Visitors of Alaska’s Denali National Park and Preserve got up close and personal with a massive moose walking across one of the park’s roads recently, and most National Park Service guidelines would say they were a little too close.
If you were to check out what the NPS advises for tourists (and trust me, a lot of people do not), you would find they suggest that park visitors remain at least 25 yards away from all forms of wildlife. That buffer zone extends to 100 yards (a football field, for those that struggle with visualizing distance) for animals that are more dangerous, like bears, wolves, and other creatures that could, you know, easily kill you.
It should be common sense for people to stay away from wild animals, but as you’ll see in the video below, a lot of tourists like to do the exact opposite. For some reason, people inside national parks immediately (and idiotically) just assume that all of the animals they see are “domesticated” and “harmless.”

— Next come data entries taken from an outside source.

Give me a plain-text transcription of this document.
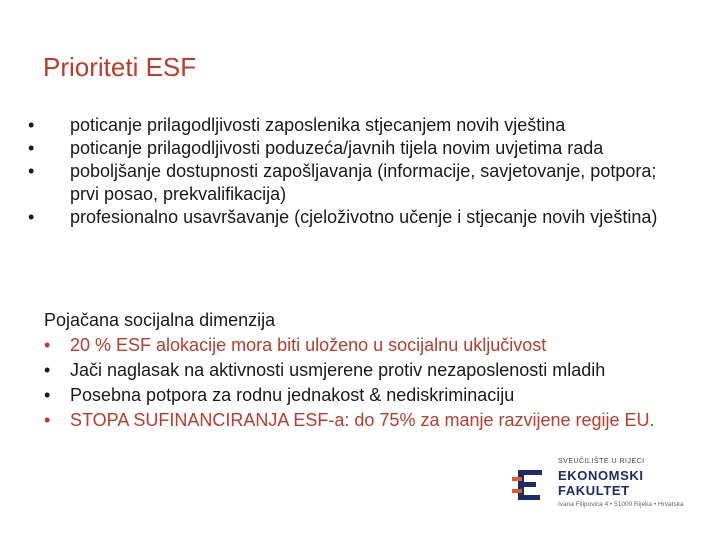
Prioriteti ESF
• poticanje prilagodljivosti zaposlenika stjecanjem novih vještina
• poticanje prilagodljivosti poduzeća/javnih tijela novim uvjetima rada
• poboljšanje dostupnosti zapošljavanja (informacije, savjetovanje, potpora; prvi posao, prekvalifikacija)
• profesionalno usavršavanje (cjeloživotno učenje i stjecanje novih vještina)
Pojačana socijalna dimenzija
• 20 % ESF alokacije mora biti uloženo u socijalnu uključivost
• Jači naglasak na aktivnosti usmjerene protiv nezaposlenosti mladih
• Posebna potpora za rodnu jednakost & nediskriminaciju
• STOPA SUFINANCIRANJA ESF-a: do 75% za manje razvijene regije EU.
SVEUČILIŠTE U RIJECI
EKONOMSKI FAKULTET
Ivana Filipovića 4 • 51000 Rijeka • Hrvatska
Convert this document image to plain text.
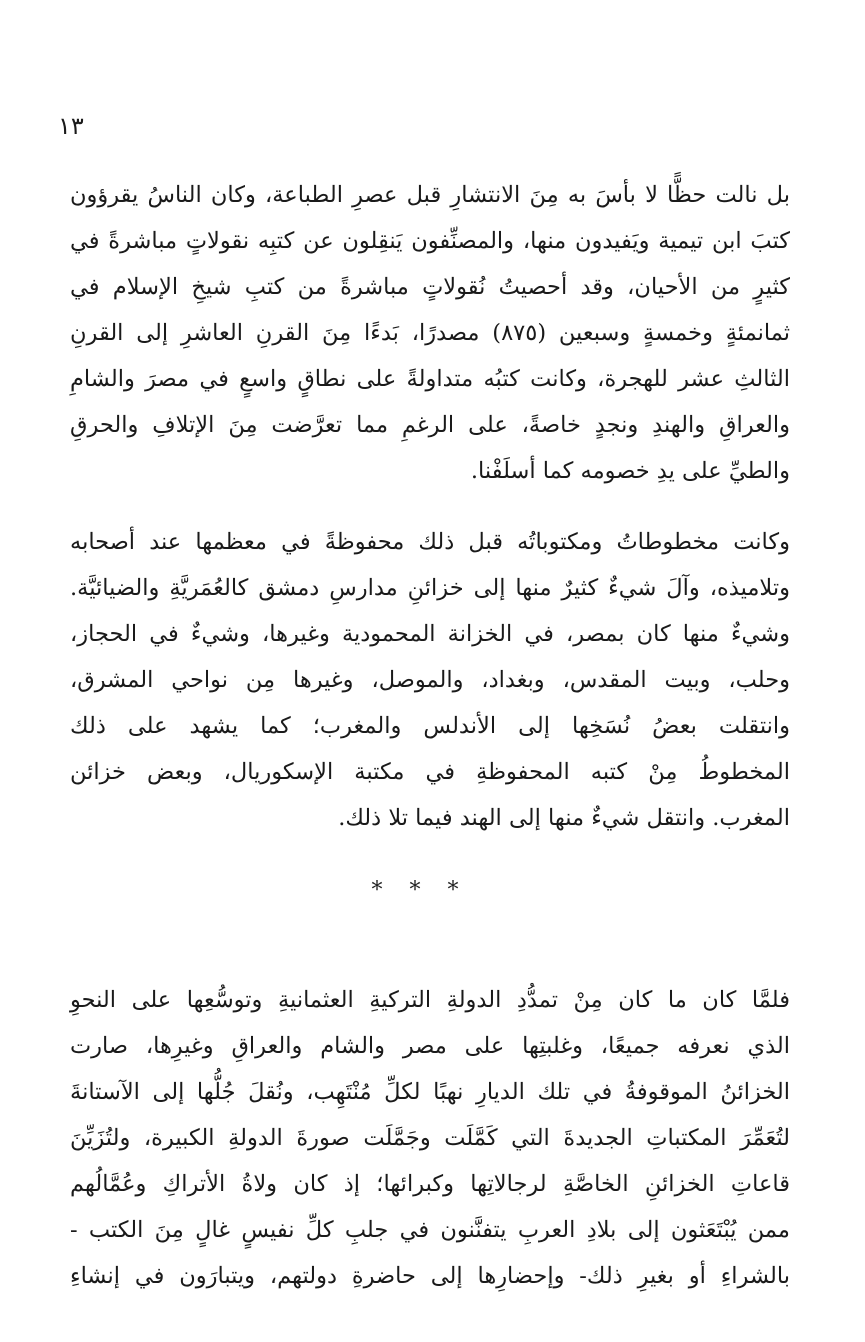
١٣
بل نالت حظًّا لا بأسَ به مِنَ الانتشارِ قبل عصرِ الطباعة، وكان الناسُ يقرؤون
كتبَ ابن تيمية ويَفيدون منها، والمصنِّفون يَنقِلون عن كتبِه نقولاتٍ مباشرةً في
كثيرٍ من الأحيان، وقد أحصيتُ نُقولاتٍ مباشرةً من كتبِ شيخِ الإسلام في
ثمانمئةٍ وخمسةٍ وسبعين (٨٧٥) مصدرًا، بَدءًا مِنَ القرنِ العاشرِ إلى القرنِ
الثالثِ عشر للهجرة، وكانت كتبُه متداولةً على نطاقٍ واسعٍ في مصرَ والشامِ
والعراقِ والهندِ ونجدٍ خاصةً، على الرغمِ مما تعرَّضت مِنَ الإتلافِ والحرقِ
والطيِّ على يدِ خصومه كما أسلَفْنا.
وكانت مخطوطاتُ ومكتوباتُه قبل ذلك محفوظةً في معظمها عند أصحابه
وتلاميذه، وآلَ شيءٌ كثيرٌ منها إلى خزائنِ مدارسِ دمشق كالعُمَريَّةِ والضيائيَّة.
وشيءٌ منها كان بمصر، في الخزانة المحمودية وغيرها، وشيءٌ في الحجاز،
وحلب، وبيت المقدس، وبغداد، والموصل، وغيرها مِن نواحي المشرق،
وانتقلت بعضُ نُسَخِها إلى الأندلس والمغرب؛ كما يشهد على ذلك
المخطوطُ مِنْ كتبه المحفوظةِ في مكتبة الإسكوريال، وبعض خزائن
المغرب. وانتقل شيءٌ منها إلى الهند فيما تلا ذلك.
* * *
فلمَّا كان ما كان مِنْ تمدُّدِ الدولةِ التركيةِ العثمانيةِ وتوسُّعِها على النحوِ
الذي نعرفه جميعًا، وغلبتِها على مصر والشام والعراقِ وغيرِها، صارت
الخزائنُ الموقوفةُ في تلك الديارِ نهبًا لكلِّ مُنْتَهِب، ونُقلَ جُلُّها إلى الآستانةَ
لتُعَمِّرَ المكتباتِ الجديدةَ التي كَمَّلَت وجَمَّلَت صورةَ الدولةِ الكبيرة، ولتُزَيِّنَ
قاعاتِ الخزائنِ الخاصَّةِ لرجالاتِها وكبرائها؛ إذ كان ولاةُ الأتراكِ وعُمَّالُهم
ممن يُبْتَعَثون إلى بلادِ العربِ يتفنَّنون في جلبِ كلِّ نفيسٍ غالٍ مِنَ الكتب -
بالشراءِ أو بغيرِ ذلك- وإحضارِها إلى حاضرةِ دولتهم، ويتبارَون في إنشاءِ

That’s obviously not the case, and a lot of people usually pay the price for thinking like that. The people in this video were lucky and didn’t have to run for their lives from the colossal moose, and fortunately were able to observe from mere feet away as the towering animal slowly made its way across the road.
Take a look:
Yeah, that’s simply one of the largest land mammals I’ve ever seen it.
If I were just going by natural instincts, I would not want to get remotely close to that moose. One swing of the antlers with me standing in the wrong place and I’d be in the soup (baseball phrase meaning “in big trouble”).
However, it didn’t look like anyone standing on the road with the giant animal was worried about that, and those in the comment section of the post were quick to call them out about it:
“People are so stupid.”
“Dumb ways to die. Denali National Park isn’t a ‘petting zoo.’ It appears ‘tourons’ of Yellowstone have spread into Alaska.”